If you get a warning notifying that ‘your battery is running out of juice’ and offering to download a patch that will help you to save it, make sure you ignore such alert because new scareware acting exactly like that has been found. Created for the smartphones running Google’s Android, ‘Battery Upgrade’ or ‘Battery Doctor’ scam is not what it appears to be – next to the setting that allows to turn off the phone’s wi-fi radio and other power-consuming components, it unnoticeably provides information about victim’s phone and activity for scammers.
This fake Battery Upgrade/Battery Doctor variant is designed to look like operating system patch or update which is actively offered by triggering a download button.
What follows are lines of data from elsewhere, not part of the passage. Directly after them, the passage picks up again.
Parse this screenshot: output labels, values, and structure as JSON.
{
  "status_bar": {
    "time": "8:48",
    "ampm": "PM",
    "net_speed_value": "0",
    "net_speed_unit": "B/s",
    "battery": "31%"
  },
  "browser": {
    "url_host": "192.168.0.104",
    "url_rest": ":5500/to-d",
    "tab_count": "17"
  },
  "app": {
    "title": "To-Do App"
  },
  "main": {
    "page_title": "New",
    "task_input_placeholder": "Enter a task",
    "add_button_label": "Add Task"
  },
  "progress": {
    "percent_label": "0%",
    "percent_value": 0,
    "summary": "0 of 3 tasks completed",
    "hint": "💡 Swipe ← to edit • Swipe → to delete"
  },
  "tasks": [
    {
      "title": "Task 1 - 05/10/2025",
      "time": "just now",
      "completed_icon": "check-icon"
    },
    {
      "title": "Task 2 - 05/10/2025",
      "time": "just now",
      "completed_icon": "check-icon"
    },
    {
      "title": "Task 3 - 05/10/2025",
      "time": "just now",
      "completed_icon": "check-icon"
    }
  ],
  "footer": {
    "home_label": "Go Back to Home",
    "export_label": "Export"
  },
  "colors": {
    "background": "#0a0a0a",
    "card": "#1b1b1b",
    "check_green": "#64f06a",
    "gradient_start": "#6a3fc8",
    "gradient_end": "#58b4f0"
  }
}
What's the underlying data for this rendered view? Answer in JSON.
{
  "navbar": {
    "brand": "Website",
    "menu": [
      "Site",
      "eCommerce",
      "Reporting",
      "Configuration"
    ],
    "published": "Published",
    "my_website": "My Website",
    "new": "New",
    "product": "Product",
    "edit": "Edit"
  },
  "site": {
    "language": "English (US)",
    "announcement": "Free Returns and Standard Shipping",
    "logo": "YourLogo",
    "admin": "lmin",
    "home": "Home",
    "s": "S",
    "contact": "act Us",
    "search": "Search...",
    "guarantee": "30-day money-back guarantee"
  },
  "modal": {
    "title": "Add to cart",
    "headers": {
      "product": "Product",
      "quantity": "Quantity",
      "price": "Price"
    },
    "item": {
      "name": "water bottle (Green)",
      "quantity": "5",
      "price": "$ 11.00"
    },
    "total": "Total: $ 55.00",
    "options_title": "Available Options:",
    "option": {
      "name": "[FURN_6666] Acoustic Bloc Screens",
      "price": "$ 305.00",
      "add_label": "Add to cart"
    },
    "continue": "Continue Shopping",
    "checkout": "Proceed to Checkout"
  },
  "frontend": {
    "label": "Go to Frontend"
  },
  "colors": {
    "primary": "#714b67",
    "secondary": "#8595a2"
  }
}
After this clear social engineering scheme used for installation, on the first execution victim receives some information about the battery and running apps. However, program also unnoticeably connects to its ad server which is named lp.mobsqueeze.com. In addition, ‘Battery Doctor’ loads NotifAdSDK service helping to check in and send user’s profile information every four hours.
Though this app is not malicious one, it has undesirable elements that may additionally be connected to malware. Android users have already been notified about Battery Saver (GGTracker) ads that lead to the Android Trojan horse infection. So, to avoid being infected, pay attention to various pop up adds that appear on your smartphone and claim you need to update software and read app reviews carefully. In addition, download reputable mobile security protection software.